По дороге мы не обменялись ни словом, но Лео все так же держал гильзу в
перчатке. Когда я начинал колебаться, когда хотел из-за холода и сырости
повернуть обратно, он разжимал кулак, он подбрасывал кусочек металла на
ладони, заманивая меня таким образом на сто шагов, и потом еще на сто, и
даже проявил некоторую музыкальность, когда перед городским вла дением Заспе
я окончательно решил вернуться. Он развернулся на каблуках, выставив гильзу
открытой стороной кверху, прижал это отверстие, будто мундштук флейты, к
нижней, изрядно отвисшей слюнявой губе и примешал хриплый, порой
пронзительный, порой словно приглушенный туманом, звук ко все усиливающемуся
шуму дождя. Оскар замерз, не только игра на патронной гильзе заставляла его
мерзнуть, нет, отвра тительная, как на заказ, под настроение погода тоже
тому способствовала, так что я даже и не пытался скрывать свое жалкое
состояние.
Что же влекло меня в Брезен? Ну хорошо, крысолов Лео, который
насвистывает на патронной гильзе. Но не только он мне насвистывал. Со
стороны рейда и со стороны Нойфарвассера, что лежал за ноябрьскими туманами,
словно поднявшимися из прачечной, до меня доносились пароходные гудки и
голодный вой стоявшей то ли под разгрузкой, то ли под погрузкой торпедной
лодки, доносились через Шотландию, Шел-мюль и Рейхсколонию сюда к нам. Так
что Шутгеру Лео было ничуть не трудно туманными гудками, сиренами и
свистящей патронной гильзой увлекать за собой мерзнущего Оскара.

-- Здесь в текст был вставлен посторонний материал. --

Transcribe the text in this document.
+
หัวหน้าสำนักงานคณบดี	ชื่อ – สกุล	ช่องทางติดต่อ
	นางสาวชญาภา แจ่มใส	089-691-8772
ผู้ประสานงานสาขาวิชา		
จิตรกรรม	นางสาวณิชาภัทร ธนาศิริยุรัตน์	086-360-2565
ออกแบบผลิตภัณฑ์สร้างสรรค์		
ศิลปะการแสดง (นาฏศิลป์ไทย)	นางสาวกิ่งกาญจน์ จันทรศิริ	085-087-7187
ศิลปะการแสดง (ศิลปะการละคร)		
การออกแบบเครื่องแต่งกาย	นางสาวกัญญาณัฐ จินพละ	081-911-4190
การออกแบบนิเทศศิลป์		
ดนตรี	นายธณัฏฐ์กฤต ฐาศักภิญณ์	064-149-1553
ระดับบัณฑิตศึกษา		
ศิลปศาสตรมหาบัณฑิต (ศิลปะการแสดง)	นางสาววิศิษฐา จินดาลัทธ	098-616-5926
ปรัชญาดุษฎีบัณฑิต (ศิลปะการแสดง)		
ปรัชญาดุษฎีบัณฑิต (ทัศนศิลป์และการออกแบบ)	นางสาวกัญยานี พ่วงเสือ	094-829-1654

Примерно в том месте, где проволочный забор, отделяющий летное поле от
Нового плаца и крепостного рва, сворачивает на Пелонкен, Лео остановился и
какое-то время, прижав голову к плечу, созерцал поверх слюней, стекавших по
патронной гильзе, полет моего дрожащего тела. Втянув гильзу в рот и
поддерживая ее нижней губой, он вдруг дико замахал руками и, словно
повинуясь указанию свыше, стянул с себя хвостатый черный сюртук и накинул
тяжелую, пахнущую сырой землей ткань мне на голову и на плечи.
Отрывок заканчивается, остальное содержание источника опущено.